Reinforced silica monoliths functionalised with metal hexacyanoferrates for cesium decontamination: a combination of a one-pot procedure and skeleton calcination

Abstract

The nuclear plant accident of Fukushima Daiichi occurred following a tsunami on March 11th 2011 and gave rise to the production of large volume aqueous outflows containing radioactive cesium and seawater. This problem urged researchers to develop materials suitable for high flux continuous sorption processes able to promote the selective entrapment of cesium while sodium is widely present in the contaminated outflows.

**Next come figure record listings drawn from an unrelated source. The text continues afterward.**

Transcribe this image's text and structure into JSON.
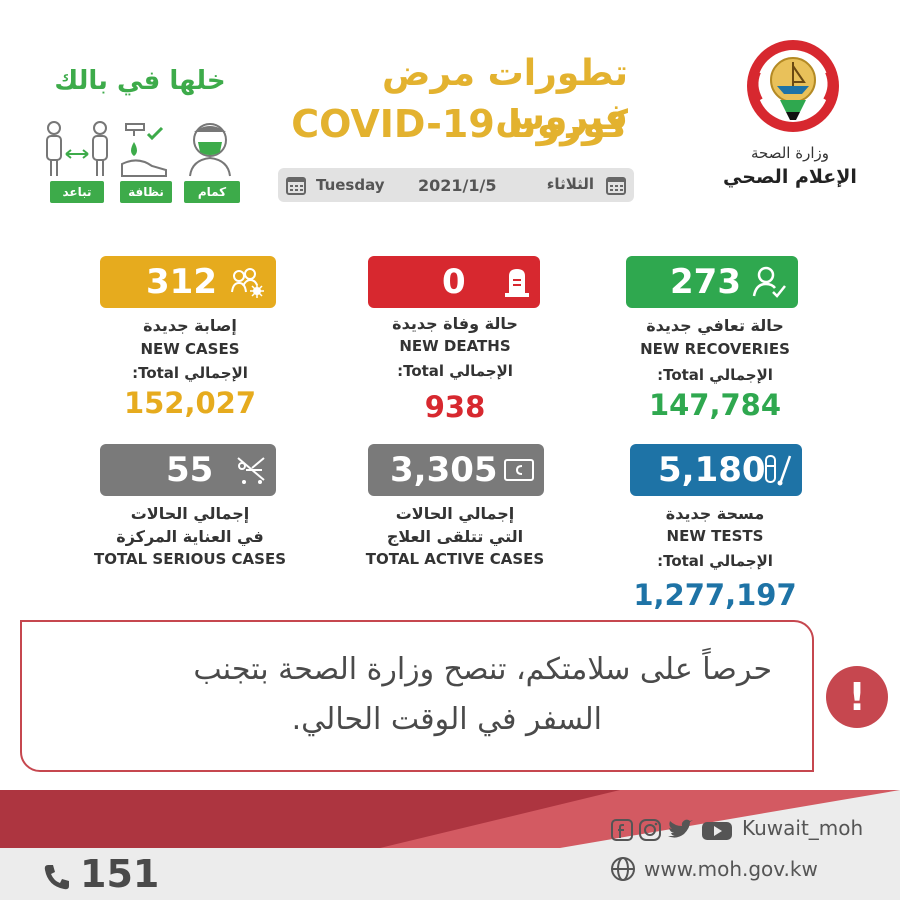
{
  "header": {
    "ministry_name": "وزارة الصحة",
    "ministry_unit": "الإعلام الصحي",
    "title_ar": "تطورات مرض فيروس",
    "title_en": "كورونا COVID-19",
    "title_color": "#e3b22f"
  },
  "date_bar": {
    "day_en": "Tuesday",
    "date": "2021/1/5",
    "day_ar": "الثلاثاء",
    "icon": "calendar-icon"
  },
  "tips": {
    "title": "خلها في بالك",
    "color": "#3dab4a",
    "items": [
      {
        "label": "تباعد",
        "icon": "distancing-icon"
      },
      {
        "label": "نظافة",
        "icon": "handwash-icon"
      },
      {
        "label": "كمام",
        "icon": "mask-icon"
      }
    ]
  },
  "stats": {
    "recoveries": {
      "value": "273",
      "label_ar": "حالة تعافي جديدة",
      "label_en": "NEW RECOVERIES",
      "total_label": "الإجمالي Total:",
      "total": "147,784",
      "color": "#2fa84f",
      "icon": "recovered-person-icon"
    },
    "deaths": {
      "value": "0",
      "label_ar": "حالة وفاة جديدة",
      "label_en": "NEW DEATHS",
      "total_label": "الإجمالي Total:",
      "total": "938",
      "color": "#d7282f",
      "icon": "tombstone-icon"
    },
    "cases": {
      "value": "312",
      "label_ar": "إصابة جديدة",
      "label_en": "NEW CASES",
      "total_label": "الإجمالي Total:",
      "total": "152,027",
      "color": "#e6ab1e",
      "icon": "virus-people-icon"
    },
    "tests": {
      "value": "5,180",
      "label_ar": "مسحة جديدة",
      "label_en": "NEW TESTS",
      "total_label": "الإجمالي Total:",
      "total": "1,277,197",
      "color": "#1e73a6",
      "icon": "test-tube-icon"
    },
    "active": {
      "value": "3,305",
      "label_ar": "إجمالي الحالات",
      "label_ar2": "التي تتلقى العلاج",
      "label_en": "TOTAL ACTIVE CASES",
      "color": "#7a7a7a",
      "icon": "hospital-bed-icon"
    },
    "serious": {
      "value": "55",
      "label_ar": "إجمالي الحالات",
      "label_ar2": "في العناية المركزة",
      "label_en": "TOTAL SERIOUS CASES",
      "color": "#7a7a7a",
      "icon": "stretcher-icon"
    }
  },
  "advisory": {
    "line1": "حرصاً على سلامتكم، تنصح وزارة الصحة بتجنب",
    "line2": "السفر في الوقت الحالي.",
    "icon": "exclamation-icon",
    "color": "#c6474f"
  },
  "footer": {
    "social_handle": "Kuwait_moh",
    "social_icons": [
      "facebook-icon",
      "instagram-icon",
      "twitter-icon",
      "youtube-icon"
    ],
    "website": "www.moh.gov.kw",
    "phone": "151",
    "band_color": "#ad3540"
  }
}
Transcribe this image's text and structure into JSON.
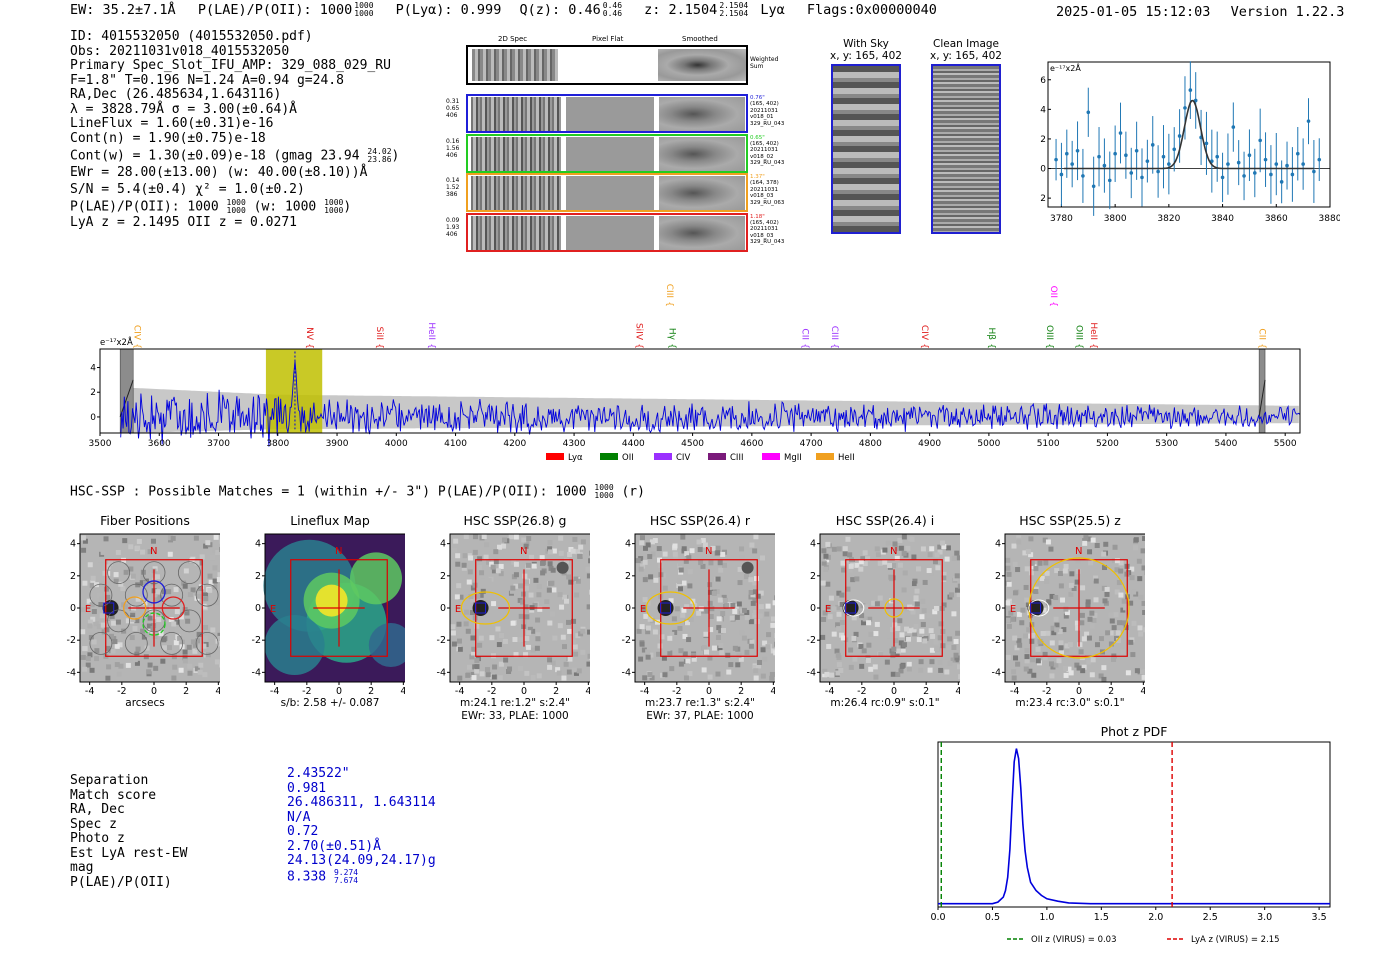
{
  "header": {
    "ew": "EW: 35.2±7.1Å",
    "plae": "P(LAE)/P(OII): 1000",
    "plae_sup": "1000",
    "plae_sub": "1000",
    "plya": "P(Lyα): 0.999",
    "qz": "Q(z): 0.46",
    "qz_sup": "0.46",
    "qz_sub": "0.46",
    "z": "z: 2.1504",
    "z_sup": "2.1504",
    "z_sub": "2.1504",
    "z_line": "Lyα",
    "flags": "Flags:0x00000040",
    "timestamp": "2025-01-05 15:12:03",
    "version": "Version 1.22.3"
  },
  "info": {
    "lines": [
      "ID: 4015532050 (4015532050.pdf)",
      "Obs: 20211031v018_4015532050",
      "Primary Spec_Slot_IFU_AMP: 329_088_029_RU",
      "F=1.8\"  T=0.196  N=1.24  A=0.94  g=24.8",
      "RA,Dec (26.485634,1.643116)",
      "λ = 3828.79Å  σ = 3.00(±0.64)Å",
      "LineFlux = 1.60(±0.31)e-16",
      "Cont(n) = 1.90(±0.75)e-18"
    ],
    "contw": "Cont(w) = 1.30(±0.09)e-18 (gmag 23.94",
    "contw_sup": "24.02",
    "contw_sub": "23.86",
    "contw_end": ")",
    "ewr": "EWr = 28.00(±13.00) (w: 40.00(±8.10))Å",
    "sn": "S/N = 5.4(±0.4)  χ² = 1.0(±0.2)",
    "plae": "P(LAE)/P(OII): 1000",
    "plae_sup": "1000",
    "plae_sub": "1000",
    "plae_w": "(w: 1000",
    "plae_w_sup": "1000",
    "plae_w_sub": "1000",
    "plae_w_end": ")",
    "lya": "LyA z = 2.1495   OII z = 0.0271"
  },
  "cutouts": {
    "col_labels": [
      "2D Spec",
      "Pixel Flat",
      "Smoothed"
    ],
    "weighted_sum": "Weighted Sum",
    "rows": [
      {
        "left": [
          "0.31",
          "0.65",
          "406"
        ],
        "right": [
          "0.76\"",
          "(165, 402)",
          "20211031",
          "v018_01",
          "329_RU_043"
        ],
        "color": "#1f1fd8"
      },
      {
        "left": [
          "0.16",
          "1.56",
          "406"
        ],
        "right": [
          "0.65\"",
          "(165, 402)",
          "20211031",
          "v018_02",
          "329_RU_043"
        ],
        "color": "#22cc22"
      },
      {
        "left": [
          "0.14",
          "1.52",
          "386"
        ],
        "right": [
          "1.37\"",
          "(164, 378)",
          "20211031",
          "v018_03",
          "329_RU_063"
        ],
        "color": "#f0a020"
      },
      {
        "left": [
          "0.09",
          "1.93",
          "406"
        ],
        "right": [
          "1.18\"",
          "(165, 402)",
          "20211031",
          "v018_03",
          "329_RU_043"
        ],
        "color": "#e02020"
      }
    ],
    "with_sky": {
      "title": "With Sky",
      "coords": "x, y: 165, 402"
    },
    "clean": {
      "title": "Clean Image",
      "coords": "x, y: 165, 402"
    }
  },
  "zoom_chart": {
    "unit": "e⁻¹⁷x2Å",
    "xticks": [
      "3780",
      "3800",
      "3820",
      "3840",
      "3860",
      "3880"
    ],
    "yticks": [
      "-2",
      "0",
      "2",
      "4",
      "6"
    ]
  },
  "spectrum": {
    "unit": "e⁻¹⁷x2Å",
    "xticks": [
      "3500",
      "3600",
      "3700",
      "3800",
      "3900",
      "4000",
      "4100",
      "4200",
      "4300",
      "4400",
      "4500",
      "4600",
      "4700",
      "4800",
      "4900",
      "5000",
      "5100",
      "5200",
      "5300",
      "5400",
      "5500"
    ],
    "yticks": [
      "0",
      "2",
      "4"
    ],
    "lines": [
      {
        "label": "CIV",
        "color": "#f0a020",
        "wl": 3553
      },
      {
        "label": "NV",
        "color": "#e02020",
        "wl": 3844
      },
      {
        "label": "SiII",
        "color": "#e02020",
        "wl": 3962
      },
      {
        "label": "HeII",
        "color": "#9b30ff",
        "wl": 4050
      },
      {
        "label": "SiIV",
        "color": "#e02020",
        "wl": 4400
      },
      {
        "label": "CIII",
        "color": "#f0a020",
        "wl": 4452
      },
      {
        "label": "Hγ",
        "color": "#108010",
        "wl": 4456
      },
      {
        "label": "CII",
        "color": "#9b30ff",
        "wl": 4680
      },
      {
        "label": "CIII",
        "color": "#9b30ff",
        "wl": 4730
      },
      {
        "label": "CIV",
        "color": "#e02020",
        "wl": 4882
      },
      {
        "label": "Hβ",
        "color": "#108010",
        "wl": 4995
      },
      {
        "label": "OII",
        "color": "#ff00ff",
        "wl": 5100
      },
      {
        "label": "OIII",
        "color": "#108010",
        "wl": 5093
      },
      {
        "label": "OIII",
        "color": "#108010",
        "wl": 5143
      },
      {
        "label": "HeII",
        "color": "#e02020",
        "wl": 5167
      },
      {
        "label": "CII",
        "color": "#f0a020",
        "wl": 5452
      }
    ],
    "legend": [
      {
        "label": "Lyα",
        "color": "#ff0000"
      },
      {
        "label": "OII",
        "color": "#008000"
      },
      {
        "label": "CIV",
        "color": "#9b30ff"
      },
      {
        "label": "CIII",
        "color": "#7a1a7a"
      },
      {
        "label": "MgII",
        "color": "#ff00ff"
      },
      {
        "label": "HeII",
        "color": "#f0a020"
      }
    ]
  },
  "hsc": {
    "title": "HSC-SSP : Possible Matches = 1 (within +/- 3\")  P(LAE)/P(OII): 1000",
    "title_sup": "1000",
    "title_sub": "1000",
    "title_end": "(r)",
    "panels": [
      {
        "title": "Fiber Positions",
        "cap1": "arcsecs",
        "cap2": ""
      },
      {
        "title": "Lineflux Map",
        "cap1": "s/b: 2.58 +/- 0.087",
        "cap2": ""
      },
      {
        "title": "HSC SSP(26.8) g",
        "cap1": "m:24.1  re:1.2\"  s:2.4\"",
        "cap2": "EWr: 33, PLAE: 1000"
      },
      {
        "title": "HSC SSP(26.4) r",
        "cap1": "m:23.7  re:1.3\"  s:2.4\"",
        "cap2": "EWr: 37, PLAE: 1000"
      },
      {
        "title": "HSC SSP(26.4) i",
        "cap1": "m:26.4 rc:0.9\"  s:0.1\"",
        "cap2": ""
      },
      {
        "title": "HSC SSP(25.5) z",
        "cap1": "m:23.4 rc:3.0\"  s:0.1\"",
        "cap2": ""
      }
    ],
    "ticks": [
      "-4",
      "-2",
      "0",
      "2",
      "4"
    ],
    "n_label": "N",
    "e_label": "E"
  },
  "separation": {
    "labels": [
      "Separation",
      "Match score",
      "RA, Dec",
      "Spec z",
      "Photo z",
      "Est LyA rest-EW",
      "mag",
      "P(LAE)/P(OII)"
    ],
    "values": [
      "2.43522\"",
      "0.981",
      "26.486311, 1.643114",
      "N/A",
      "0.72",
      "2.70(±0.51)Å",
      "24.13(24.09,24.17)g",
      "8.338"
    ],
    "plae_sup": "9.274",
    "plae_sub": "7.674"
  },
  "chart_data": [
    {
      "type": "scatter",
      "title": "",
      "ylabel": "e-17x2Å",
      "xlim": [
        3775,
        3880
      ],
      "ylim": [
        -2.6,
        7.2
      ],
      "x": [
        3778,
        3780,
        3782,
        3784,
        3786,
        3788,
        3790,
        3792,
        3794,
        3796,
        3798,
        3800,
        3802,
        3804,
        3806,
        3808,
        3810,
        3812,
        3814,
        3816,
        3818,
        3820,
        3822,
        3824,
        3826,
        3828,
        3830,
        3832,
        3834,
        3836,
        3838,
        3840,
        3842,
        3844,
        3846,
        3848,
        3850,
        3852,
        3854,
        3856,
        3858,
        3860,
        3862,
        3864,
        3866,
        3868,
        3870,
        3872,
        3874,
        3876
      ],
      "y": [
        0.6,
        -0.4,
        1.0,
        0.3,
        1.2,
        -0.5,
        3.8,
        -1.2,
        0.8,
        0.2,
        -0.8,
        1.0,
        2.4,
        0.9,
        -0.3,
        1.2,
        -0.6,
        0.5,
        1.6,
        -0.2,
        0.8,
        0.3,
        1.3,
        2.2,
        4.1,
        5.3,
        4.6,
        2.1,
        1.7,
        0.5,
        0.8,
        -0.6,
        0.3,
        2.8,
        0.4,
        -0.5,
        0.9,
        -0.3,
        1.9,
        0.6,
        -0.4,
        0.3,
        -0.9,
        0.2,
        -0.4,
        1.0,
        0.3,
        3.2,
        -0.2,
        0.6
      ],
      "fit_center": 3828.8,
      "fit_sigma": 3.0,
      "fit_amp": 4.6
    },
    {
      "type": "line",
      "title": "",
      "xlabel": "",
      "ylabel": "e-17x2Å",
      "xlim": [
        3500,
        5525
      ],
      "ylim": [
        -1.3,
        5.5
      ],
      "series": [
        {
          "name": "spectrum",
          "color": "#0000dd"
        }
      ],
      "highlight_band": [
        3780,
        3875
      ],
      "zero_regions": [
        [
          3534,
          3556
        ],
        [
          5456,
          5466
        ]
      ]
    },
    {
      "type": "line",
      "title": "Phot z PDF",
      "xlim": [
        0.0,
        3.6
      ],
      "ylim": [
        0,
        1.0
      ],
      "x": [
        0.0,
        0.5,
        0.55,
        0.6,
        0.62,
        0.64,
        0.66,
        0.68,
        0.7,
        0.72,
        0.74,
        0.76,
        0.78,
        0.8,
        0.82,
        0.85,
        0.9,
        0.95,
        1.0,
        1.1,
        1.2,
        1.4,
        2.0,
        3.6
      ],
      "y": [
        0.02,
        0.02,
        0.03,
        0.06,
        0.1,
        0.18,
        0.35,
        0.62,
        0.88,
        0.96,
        0.9,
        0.72,
        0.5,
        0.34,
        0.24,
        0.15,
        0.1,
        0.07,
        0.05,
        0.035,
        0.025,
        0.02,
        0.02,
        0.02
      ],
      "xticks": [
        "0.0",
        "0.5",
        "1.0",
        "1.5",
        "2.0",
        "2.5",
        "3.0",
        "3.5"
      ],
      "vlines": [
        {
          "x": 0.03,
          "color": "#008000",
          "label": "OII z (VIRUS) = 0.03"
        },
        {
          "x": 2.15,
          "color": "#dd0000",
          "label": "LyA z (VIRUS) = 2.15"
        }
      ]
    }
  ]
}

This work is focused on the achievement of silica monoliths with hierarchical porosity (meso- and macropores) combining on one hand enhanced mechanical strength thanks to a calcination step and on the other hand a one-pot functionalisation procedure in order to insert metal hexacyanoferrate (MHCF) particles inside the pores. This combination is generally difficult to achieve due to the MHCF alteration for temperatures above 200 °C. However, these problems can be avoided following the procedure described in this paper. Finally synthetic routes for meso/macroporous silica monoliths functionalised with sorbent particles highly selective towards cesium, CoHCF, CuHCF and ZnHCF are described. The weight ratio of MHCF reaches 7.1% wt with a total cesium sorption capacity of 24.1 mg g⁻¹ in the case of monoliths functionalised with ZnHCF. This value is not altered by the presence of sodium in the aqueous solution. MHCF particles are located mainly inside the macropores while the mesopore network allows for a high exchange surface between the aqueous outflows and MHCF particles embedded in the monoliths.